Don't forget the following Next steps in the coming years:
1. crises (civil wars, currency or politics) in "second world" countries like Brazil, southafrica, Venezuela, Vietnam, Bangladesh and "great" britan (India maybe)...this will influence our economies too
2. sovereign debt crisis: US and Europe + England.....this will influence our economy too ;)
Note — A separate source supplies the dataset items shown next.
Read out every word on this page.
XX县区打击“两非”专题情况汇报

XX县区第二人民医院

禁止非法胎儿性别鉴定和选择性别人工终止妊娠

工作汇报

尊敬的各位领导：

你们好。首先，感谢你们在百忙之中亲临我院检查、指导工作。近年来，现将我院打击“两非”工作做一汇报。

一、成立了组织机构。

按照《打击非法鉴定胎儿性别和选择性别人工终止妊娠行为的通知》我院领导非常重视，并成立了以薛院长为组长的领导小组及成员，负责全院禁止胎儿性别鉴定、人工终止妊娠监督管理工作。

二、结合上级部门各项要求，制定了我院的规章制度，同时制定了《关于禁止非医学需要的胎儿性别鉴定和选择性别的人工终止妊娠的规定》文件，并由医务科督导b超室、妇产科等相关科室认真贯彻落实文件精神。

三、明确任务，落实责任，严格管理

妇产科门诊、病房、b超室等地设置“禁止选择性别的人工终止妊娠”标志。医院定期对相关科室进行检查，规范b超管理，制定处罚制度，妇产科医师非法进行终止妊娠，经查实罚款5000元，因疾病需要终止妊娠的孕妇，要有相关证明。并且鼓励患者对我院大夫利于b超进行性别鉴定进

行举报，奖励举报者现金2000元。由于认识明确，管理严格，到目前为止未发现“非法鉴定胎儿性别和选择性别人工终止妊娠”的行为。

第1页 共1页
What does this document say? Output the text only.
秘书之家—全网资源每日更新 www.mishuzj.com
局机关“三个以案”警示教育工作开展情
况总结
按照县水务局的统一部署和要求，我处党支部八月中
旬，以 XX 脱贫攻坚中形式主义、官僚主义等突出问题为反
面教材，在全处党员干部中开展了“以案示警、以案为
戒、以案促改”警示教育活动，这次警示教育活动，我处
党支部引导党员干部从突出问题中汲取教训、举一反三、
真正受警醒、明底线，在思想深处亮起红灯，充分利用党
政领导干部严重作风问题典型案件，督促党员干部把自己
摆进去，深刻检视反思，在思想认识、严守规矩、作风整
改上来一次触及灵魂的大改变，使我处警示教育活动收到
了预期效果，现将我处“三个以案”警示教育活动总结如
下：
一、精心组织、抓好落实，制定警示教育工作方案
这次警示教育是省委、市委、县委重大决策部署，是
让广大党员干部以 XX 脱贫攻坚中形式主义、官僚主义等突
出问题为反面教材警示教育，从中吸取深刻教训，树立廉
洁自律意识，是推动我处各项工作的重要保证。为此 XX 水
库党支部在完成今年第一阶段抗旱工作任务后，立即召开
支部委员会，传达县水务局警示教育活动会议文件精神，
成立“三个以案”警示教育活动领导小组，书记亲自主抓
3. housing bubbles in Canada, Germany, Austria, Australia, China+-, New Zealand, Sweden, Norway (This time not the US, but a correction will take place too)
+1 Reply
@foaraman, good points
Reply
Very nice evaluation. I personally think it's too soon to see the bottom. Why? Because this crisis broke almost all the records in the stock market history. It's too optimistic to believe we go out of this worst disaster ever by a V shape recovery. Beside the corona virus which still is here and will come back very soon on fall we face another risk which is on the oil market. The entire petroleum industry is about to shutdown. If this happens then oil companies will bankrupt, then financial institutes who loan them, then the domino will start again. In order to prevent another market crash we need to see actual data not only good news from the press. We need the vaccine come to the market before fall. We need increase in oil demand. We need the economy start in full capacity. Without this parameters I don't see in hope for major recovery. :)
+1 Reply
@hesamqaydi, fair point. We are certainly witnessing history.
+1 Reply
Great Analysis. I am new to technical analysis. I noticed a lot of idea's out there uses various indicators for their own analysis. I was just wondering what was the approach when you first started with technicals and what is your current approach in terms of learning new indicators, collaborating with what you already know and correlating data to make an analysis such as the one you've posted. Im striving to learn from experience users and trying to get a few pointers. :-) thank you in advance. Thanks for sharing your thoughts.